Gunda III (died c. 895 CE), also known as Gundyana or Gundana, was a member of the Kakatiya dynasty of southern India. He served the Rashtrakuta king Krishna II, and died during Krishna's invasion of the Vengi Chalukya kingdom. He is the earliest known member of the Kakatiya family to have been in the Telugu-speaking region.

== Career ==

Gunda III was a son of Gunda II, and a great-grandson of Venna, the earliest known ruler of the Kakatiya family which traced its lineage to Durjaya, a descendant of Karikala Chola. Gunda III served as a Rashtrakuta commander in the Telugu-spe
aking region, and is the earliest known member of the Kakatiya family to have been present in this region. The Mangallu inscription calls him "Gundyana Rashtrakuta" (or Gundana) and "Samanta Votti" (a mistake for Vitti).

Gunda III finds a mention in the c. 956 CE Mangallu inscription (issued at the request of his great-grandson Gunda IV), and possibly the undated Masulipatnam inscription (issued by the Vengi Chalukya king Bhima I).
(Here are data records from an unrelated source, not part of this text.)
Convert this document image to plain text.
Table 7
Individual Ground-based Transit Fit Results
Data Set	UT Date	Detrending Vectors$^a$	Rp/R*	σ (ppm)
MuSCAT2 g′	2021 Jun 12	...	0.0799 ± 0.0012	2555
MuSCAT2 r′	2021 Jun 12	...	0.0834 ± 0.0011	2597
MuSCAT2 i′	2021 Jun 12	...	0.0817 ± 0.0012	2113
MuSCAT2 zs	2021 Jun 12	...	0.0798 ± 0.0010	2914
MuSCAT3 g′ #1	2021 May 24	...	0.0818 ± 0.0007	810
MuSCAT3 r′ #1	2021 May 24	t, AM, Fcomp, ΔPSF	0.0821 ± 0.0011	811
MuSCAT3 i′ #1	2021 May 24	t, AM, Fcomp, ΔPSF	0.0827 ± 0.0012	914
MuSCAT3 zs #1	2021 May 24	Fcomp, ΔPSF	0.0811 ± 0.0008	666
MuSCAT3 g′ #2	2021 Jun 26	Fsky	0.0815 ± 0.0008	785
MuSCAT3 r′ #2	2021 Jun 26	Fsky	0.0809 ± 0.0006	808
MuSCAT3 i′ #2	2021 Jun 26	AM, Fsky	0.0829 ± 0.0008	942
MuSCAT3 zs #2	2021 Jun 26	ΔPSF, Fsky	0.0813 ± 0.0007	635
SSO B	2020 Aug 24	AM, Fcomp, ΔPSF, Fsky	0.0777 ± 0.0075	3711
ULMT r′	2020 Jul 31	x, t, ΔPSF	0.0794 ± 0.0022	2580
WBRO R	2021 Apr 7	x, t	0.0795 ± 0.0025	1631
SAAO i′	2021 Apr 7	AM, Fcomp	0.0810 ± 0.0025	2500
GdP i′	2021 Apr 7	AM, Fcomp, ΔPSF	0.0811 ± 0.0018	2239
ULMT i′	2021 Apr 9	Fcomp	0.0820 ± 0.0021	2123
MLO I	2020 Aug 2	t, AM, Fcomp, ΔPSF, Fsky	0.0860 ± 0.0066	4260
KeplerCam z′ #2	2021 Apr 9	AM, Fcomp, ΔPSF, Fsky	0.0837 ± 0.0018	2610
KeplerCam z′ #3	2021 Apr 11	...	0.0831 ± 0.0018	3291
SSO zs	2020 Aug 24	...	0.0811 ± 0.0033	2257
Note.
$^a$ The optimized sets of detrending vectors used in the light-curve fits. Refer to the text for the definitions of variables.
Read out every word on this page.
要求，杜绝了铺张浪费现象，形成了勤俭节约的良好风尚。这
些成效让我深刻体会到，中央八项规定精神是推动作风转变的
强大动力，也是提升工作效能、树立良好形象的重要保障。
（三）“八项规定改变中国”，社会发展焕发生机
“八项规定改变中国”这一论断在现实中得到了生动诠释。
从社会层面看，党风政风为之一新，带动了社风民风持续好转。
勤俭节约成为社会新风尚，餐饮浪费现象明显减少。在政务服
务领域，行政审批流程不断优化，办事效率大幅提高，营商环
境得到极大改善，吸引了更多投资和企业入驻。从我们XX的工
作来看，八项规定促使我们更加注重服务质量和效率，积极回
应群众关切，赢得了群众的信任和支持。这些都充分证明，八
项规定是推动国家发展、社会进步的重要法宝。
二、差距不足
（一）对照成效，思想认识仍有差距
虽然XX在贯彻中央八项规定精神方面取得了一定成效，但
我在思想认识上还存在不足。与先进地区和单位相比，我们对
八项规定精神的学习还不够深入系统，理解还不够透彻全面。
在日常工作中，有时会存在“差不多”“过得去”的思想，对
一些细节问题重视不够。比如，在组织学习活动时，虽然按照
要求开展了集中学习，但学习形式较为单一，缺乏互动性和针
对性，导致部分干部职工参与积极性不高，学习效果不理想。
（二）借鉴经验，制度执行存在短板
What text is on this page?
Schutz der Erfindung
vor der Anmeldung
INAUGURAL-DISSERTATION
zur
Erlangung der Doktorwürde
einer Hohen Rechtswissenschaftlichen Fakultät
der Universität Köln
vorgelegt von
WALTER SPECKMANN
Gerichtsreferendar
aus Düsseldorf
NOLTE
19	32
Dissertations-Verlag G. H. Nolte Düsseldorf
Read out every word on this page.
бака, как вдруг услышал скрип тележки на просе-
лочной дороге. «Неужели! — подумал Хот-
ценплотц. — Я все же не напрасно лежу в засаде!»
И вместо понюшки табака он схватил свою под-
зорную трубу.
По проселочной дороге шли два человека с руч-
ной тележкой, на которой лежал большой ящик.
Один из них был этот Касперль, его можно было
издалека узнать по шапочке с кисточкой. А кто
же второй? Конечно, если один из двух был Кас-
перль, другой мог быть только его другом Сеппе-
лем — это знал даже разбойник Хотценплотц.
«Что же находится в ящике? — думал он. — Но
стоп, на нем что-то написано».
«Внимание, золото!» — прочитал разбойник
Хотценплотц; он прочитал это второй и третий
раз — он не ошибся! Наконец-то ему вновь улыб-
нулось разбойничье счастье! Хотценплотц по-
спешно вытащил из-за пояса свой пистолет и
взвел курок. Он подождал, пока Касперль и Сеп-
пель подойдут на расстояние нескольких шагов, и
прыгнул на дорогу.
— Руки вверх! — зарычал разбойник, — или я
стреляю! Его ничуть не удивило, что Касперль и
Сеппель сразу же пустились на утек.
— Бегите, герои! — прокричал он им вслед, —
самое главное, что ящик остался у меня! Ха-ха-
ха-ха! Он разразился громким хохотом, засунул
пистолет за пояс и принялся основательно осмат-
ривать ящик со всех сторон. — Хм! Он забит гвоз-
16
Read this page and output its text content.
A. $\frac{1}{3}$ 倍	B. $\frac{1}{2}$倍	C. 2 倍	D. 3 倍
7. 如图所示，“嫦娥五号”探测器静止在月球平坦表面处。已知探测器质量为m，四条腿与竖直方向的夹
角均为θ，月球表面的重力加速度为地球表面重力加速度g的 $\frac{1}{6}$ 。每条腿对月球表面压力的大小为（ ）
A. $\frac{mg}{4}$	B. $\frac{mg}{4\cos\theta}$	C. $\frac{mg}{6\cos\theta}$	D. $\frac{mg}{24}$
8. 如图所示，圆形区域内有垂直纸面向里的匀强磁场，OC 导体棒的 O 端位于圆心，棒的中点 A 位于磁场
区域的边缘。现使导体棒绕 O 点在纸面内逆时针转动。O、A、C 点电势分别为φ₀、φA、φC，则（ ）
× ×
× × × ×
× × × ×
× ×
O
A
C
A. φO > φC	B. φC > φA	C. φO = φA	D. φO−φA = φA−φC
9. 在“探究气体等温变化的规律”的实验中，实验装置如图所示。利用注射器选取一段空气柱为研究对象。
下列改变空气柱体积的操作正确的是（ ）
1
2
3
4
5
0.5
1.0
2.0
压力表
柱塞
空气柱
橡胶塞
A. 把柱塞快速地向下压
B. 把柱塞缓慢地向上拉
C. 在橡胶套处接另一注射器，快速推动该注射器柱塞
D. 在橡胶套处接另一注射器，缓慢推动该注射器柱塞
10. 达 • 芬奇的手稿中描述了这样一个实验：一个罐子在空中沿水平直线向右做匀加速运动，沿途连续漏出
These inscriptions suggest that he was a vassal of the Rashtrakuta king Krishna II, and participated in the Rashtrakuta invasion of the Vengi Chalukya kingdom, around 895 CE. Gunda attacked Peruvanguru (a village near Nidadavolu) in order to create a diversion and allow his master to enter the Chalukya capital Vata (Vijayawada). During this attack, he was killed by Irimartiganda, a son of the Chalukya king Bhima I.

According to the Mangallu inscription, Gunda III died a heroic death during a Rashtrakuta invasion of the Vengi Chalukya kingdom. Gunda's Rashtrakuta overlord is called "Vallabhesha" in the inscription, and may be identified with Krishna II . The inscription states that Gundana's effort allowed the Rashtrakuta king to enter the town of Vata (Vijayawada). The Masulipatnam inscription states that Irimartiganda killed the Rashtrakuta general (dandena) Gundyana, identified with Gunda III by modern historians, at Peruvanguru.

Gunda III was succeeded by Erra, who ruled the Kurravadi region, possibly the area around present-day Kuravi in Telangana.